Turkish actor (1925–1995)

Sadri Alışık (born Mehmet Sadrettin Alışık; 5 April 1925 – 18 March 1995) was a Turkish stage and movie actor, and one of the most loved comedians in Turkey. He was the husband of Çolpan İlhan.

== Biography ==
He was a prolific actor, appearing in popular cinema and television. His movies often depicted poor, uneducated people of society, who were nevertheless happy and yet still believed in love. His most notable works were filmed during the 1960s and 1970s. His series of comedic movies titled "Turist Ömer" were also popular. He also had a leading role in the widely viewed Turkish television series, "Kartallar Yüksek Uçar".

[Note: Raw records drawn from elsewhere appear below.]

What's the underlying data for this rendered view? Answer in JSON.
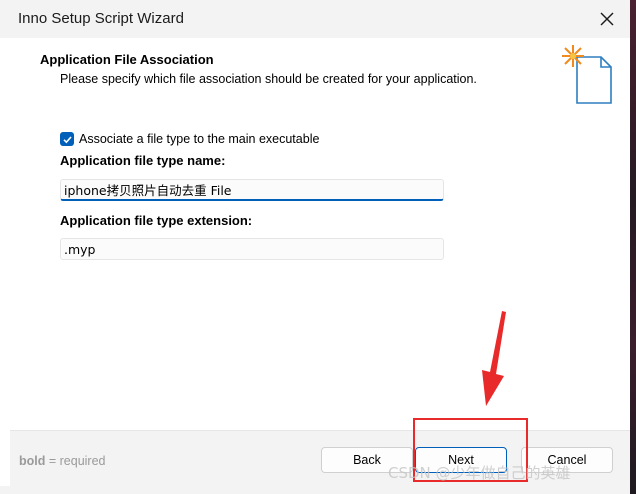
{
  "window": {
    "title": "Inno Setup Script Wizard"
  },
  "header": {
    "title": "Application File Association",
    "subtitle": "Please specify which file association should be created for your application."
  },
  "association": {
    "checkbox_label": "Associate a file type to the main executable",
    "checked": true
  },
  "fields": {
    "name_label": "Application file type name:",
    "name_value": "iphone拷贝照片自动去重 File",
    "extension_label": "Application file type extension:",
    "extension_value": ".myp"
  },
  "footer": {
    "hint_bold": "bold",
    "hint_rest": " = required",
    "back_label": "Back",
    "next_label": "Next",
    "cancel_label": "Cancel"
  },
  "watermark": "CSDN @少年做自己的英雄",
  "colors": {
    "accent": "#005fb8",
    "annotation": "#e82a2a"
  }
}
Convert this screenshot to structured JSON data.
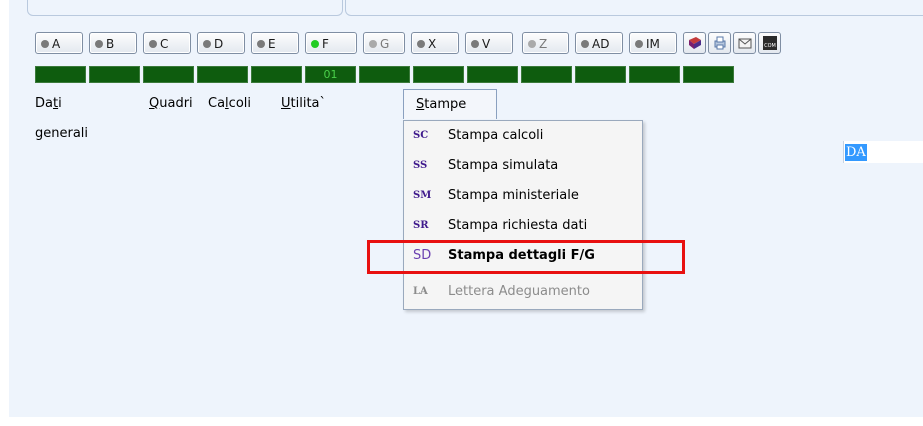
{
  "toolbar": {
    "buttons": [
      {
        "label": "A",
        "dot": "gray"
      },
      {
        "label": "B",
        "dot": "gray"
      },
      {
        "label": "C",
        "dot": "gray"
      },
      {
        "label": "D",
        "dot": "gray"
      },
      {
        "label": "E",
        "dot": "gray"
      },
      {
        "label": "F",
        "dot": "green"
      },
      {
        "label": "G",
        "dot": "lgray",
        "disabled": true
      },
      {
        "label": "X",
        "dot": "gray"
      },
      {
        "label": "V",
        "dot": "gray"
      },
      {
        "label": "Z",
        "dot": "lgray",
        "disabled": true
      },
      {
        "label": "AD",
        "dot": "gray"
      },
      {
        "label": "IM",
        "dot": "gray"
      }
    ],
    "icon_buttons": [
      "book-icon",
      "printer-icon",
      "envelope-icon",
      "com-icon"
    ],
    "icon_com_text": "COM"
  },
  "led_strip": {
    "values": [
      "",
      "",
      "",
      "",
      "",
      "01",
      "",
      "",
      "",
      "",
      "",
      "",
      ""
    ]
  },
  "menu": {
    "items": [
      {
        "pre": "Da",
        "acc": "t",
        "post": "i generali"
      },
      {
        "pre": "",
        "acc": "Q",
        "post": "uadri"
      },
      {
        "pre": "Ca",
        "acc": "l",
        "post": "coli"
      },
      {
        "pre": "",
        "acc": "U",
        "post": "tilita`"
      },
      {
        "pre": "",
        "acc": "S",
        "post": "tampe"
      }
    ],
    "open_index": 4
  },
  "dropdown": {
    "items": [
      {
        "icon": "SC",
        "label": "Stampa calcoli"
      },
      {
        "icon": "SS",
        "label": "Stampa simulata"
      },
      {
        "icon": "SM",
        "label": "Stampa ministeriale"
      },
      {
        "icon": "SR",
        "label": "Stampa richiesta dati"
      },
      {
        "icon": "SD",
        "label": "Stampa dettagli F/G",
        "bold": true,
        "highlighted": true
      },
      {
        "icon": "LA",
        "label": "Lettera Adeguamento",
        "disabled": true
      }
    ]
  },
  "field": {
    "selected_text": "DA"
  },
  "colors": {
    "highlight": "#e81010",
    "led_bg": "#0e5c0e",
    "selection": "#3399ff"
  }
}
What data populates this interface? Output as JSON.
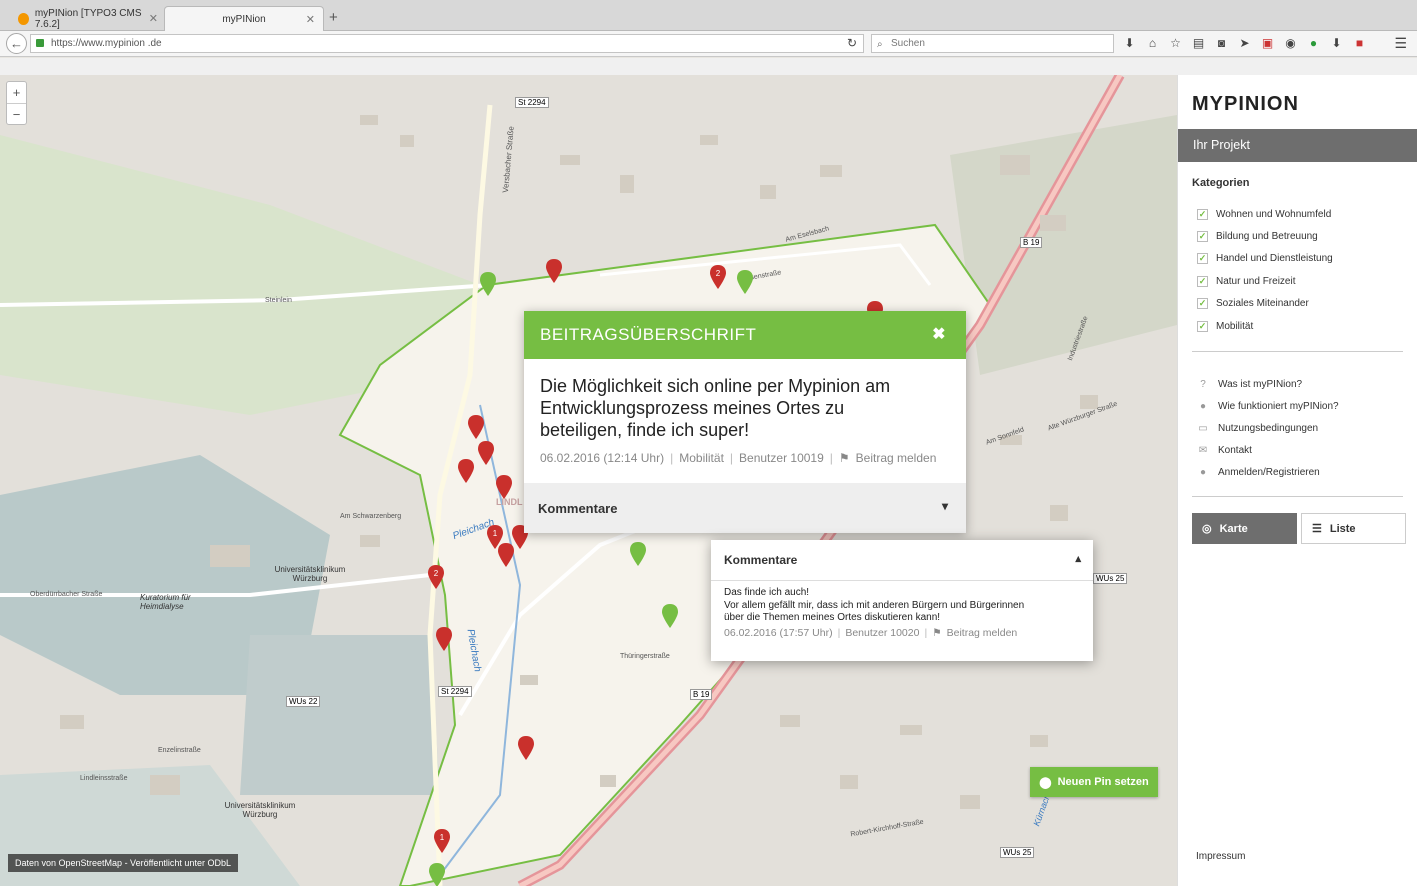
{
  "browser": {
    "tabs": [
      {
        "title": "myPINion [TYPO3 CMS 7.6.2]",
        "active": false
      },
      {
        "title": "myPINion",
        "active": true
      }
    ],
    "url": "https://www.mypinion .de",
    "search_placeholder": "Suchen"
  },
  "map": {
    "zoom_in": "+",
    "zoom_out": "−",
    "attribution": "Daten von OpenStreetMap - Veröffentlicht unter ODbL",
    "new_pin_label": "Neuen Pin setzen",
    "street_labels": [
      "St 2294",
      "St 2294",
      "B 19",
      "B 19",
      "WUs 22",
      "WUs 25",
      "WUs 25",
      "Pleichach",
      "Pleichach",
      "Versbacher Straße",
      "Universitätsklinikum Würzburg",
      "Universitätsklinikum Würzburg",
      "Kuratorium für Heimdialyse",
      "Oberdürrbacher Straße",
      "Lindleinsstraße",
      "Enzelinstraße",
      "Thüringerstraße",
      "Am Schwarzenberg",
      "Hessenstraße",
      "Alte Würzburger Straße",
      "Steinlein",
      "Am Eselsbach",
      "Am Sonnfeld",
      "Industriestraße",
      "Kürnach",
      "Robert-Kirchhoff-Straße",
      "LINDL"
    ]
  },
  "popup": {
    "title": "BEITRAGSÜBERSCHRIFT",
    "close": "✖",
    "text": "Die Möglichkeit sich online per Mypinion am Entwicklungsprozess meines Ortes zu beteiligen, finde ich super!",
    "date": "06.02.2016 (12:14 Uhr)",
    "category": "Mobilität",
    "user": "Benutzer 10019",
    "report": "Beitrag melden",
    "comments_label": "Kommentare"
  },
  "comment_panel": {
    "title": "Kommentare",
    "line1": "Das finde ich auch!",
    "line2": "Vor allem gefällt mir, dass ich mit anderen Bürgern und Bürgerinnen",
    "line3": "über die Themen meines Ortes diskutieren kann!",
    "date": "06.02.2016 (17:57 Uhr)",
    "user": "Benutzer 10020",
    "report": "Beitrag melden"
  },
  "sidebar": {
    "logo": "MYPINION",
    "project": "Ihr Projekt",
    "categories_title": "Kategorien",
    "categories": [
      {
        "label": "Wohnen und Wohnumfeld",
        "checked": true
      },
      {
        "label": "Bildung und Betreuung",
        "checked": true
      },
      {
        "label": "Handel und Dienstleistung",
        "checked": true
      },
      {
        "label": "Natur und Freizeit",
        "checked": true
      },
      {
        "label": "Soziales Miteinander",
        "checked": true
      },
      {
        "label": "Mobilität",
        "checked": true
      }
    ],
    "links": [
      {
        "label": "Was ist myPINion?",
        "icon": "question-icon"
      },
      {
        "label": "Wie funktioniert myPINion?",
        "icon": "pin-icon"
      },
      {
        "label": "Nutzungsbedingungen",
        "icon": "document-icon"
      },
      {
        "label": "Kontakt",
        "icon": "mail-icon"
      },
      {
        "label": "Anmelden/Registrieren",
        "icon": "user-icon"
      }
    ],
    "view_map": "Karte",
    "view_list": "Liste",
    "impressum": "Impressum"
  },
  "colors": {
    "accent_green": "#76be43",
    "pin_red": "#c9302c",
    "sidebar_grey": "#6e6e6e"
  }
}
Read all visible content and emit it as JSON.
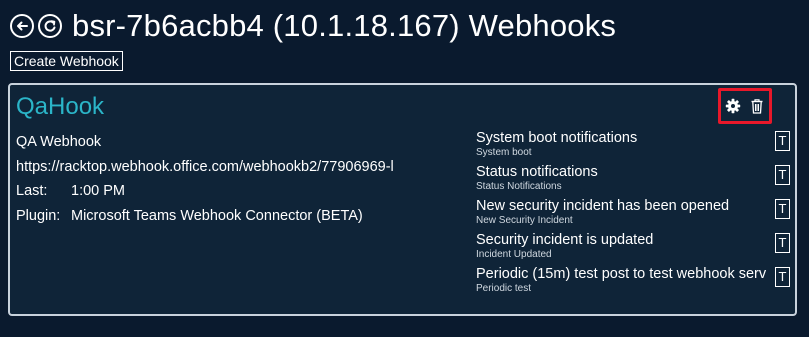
{
  "header": {
    "back_icon": "back-arrow-icon",
    "refresh_icon": "refresh-icon",
    "title": "bsr-7b6acbb4 (10.1.18.167) Webhooks"
  },
  "toolbar": {
    "create_label": "Create Webhook"
  },
  "webhook": {
    "name": "QaHook",
    "description": "QA Webhook",
    "url": "https://racktop.webhook.office.com/webhookb2/77906969-l",
    "last_label": "Last:",
    "last_value": "1:00 PM",
    "plugin_label": "Plugin:",
    "plugin_value": "Microsoft Teams Webhook Connector (BETA)",
    "actions": {
      "settings_icon": "gear-icon",
      "delete_icon": "trash-icon",
      "highlight_color": "#e8182a"
    },
    "notifications": [
      {
        "title": "System boot notifications",
        "subtitle": "System boot",
        "button": "T"
      },
      {
        "title": "Status notifications",
        "subtitle": "Status Notifications",
        "button": "T"
      },
      {
        "title": "New security incident has been opened",
        "subtitle": "New Security Incident",
        "button": "T"
      },
      {
        "title": "Security incident is updated",
        "subtitle": "Incident Updated",
        "button": "T"
      },
      {
        "title": "Periodic (15m) test post to test webhook serv",
        "subtitle": "Periodic test",
        "button": "T"
      }
    ]
  },
  "colors": {
    "background": "#0a1a2e",
    "card": "#0f2438",
    "accent": "#2bb5c8"
  }
}
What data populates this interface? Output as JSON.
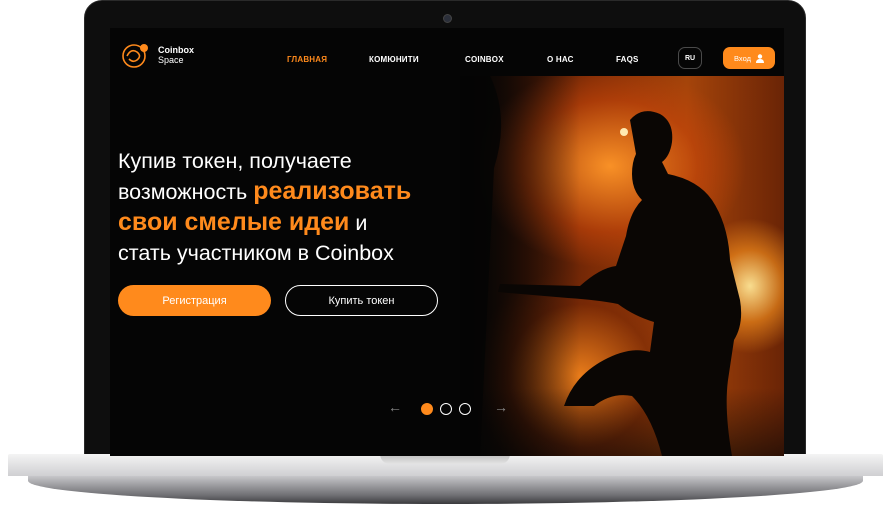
{
  "brand": {
    "name": "Coinbox",
    "sub": "Space",
    "accent": "#ff8a1c"
  },
  "nav": {
    "items": [
      "ГЛАВНАЯ",
      "КОМЮНИТИ",
      "COINBOX",
      "О НАС",
      "FAQS"
    ],
    "active": "ГЛАВНАЯ",
    "lang": "RU",
    "login": "Вход"
  },
  "hero": {
    "line1": "Купив токен, получаете",
    "line2a": "возможность ",
    "line2b": "реализовать",
    "line3a": "свои смелые идеи",
    "line3b": " и",
    "line4": "стать участником в Coinbox"
  },
  "buttons": {
    "register": "Регистрация",
    "buy": "Купить токен"
  },
  "slider": {
    "prev": "←",
    "next": "→",
    "active_index": 1,
    "count": 3
  }
}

Sadri Alışık and his cinema partner Ayhan Işık studied at picture department of Fine Art State Academy. He was also very interested in poetry and published his poems in a book called "Bir Ömürlük İstanbul" or Istanbul of a Lifetime.

He died on 18 March 1995. He was laid to rest at the Zincirlikuyu Cemetery in Istanbul.

==Legacy==
A cultural center was established in Istanbul by his wife, Çolpan İlhan, after his death, under the name Sadri Alışık Kültür Merkezi (Sadri Alışık Culture Center). The same Cultural Center organizes Sadri Alışık Cinema and Theatre Awards every year. Several academic theses on Sadri Alışık's career have been published in Turkish. 2 master's degree theses on Sadri Alışık have been published in 2008. 3 other master's degree theses exists on the movie character Alışık played and usually associated with, Turist Ömer (Ömer the Tourist) as well as an academic article by Tamer Bayrak.

On April 5, 2021, Google celebrated his 96th birthday with a Google Doodle.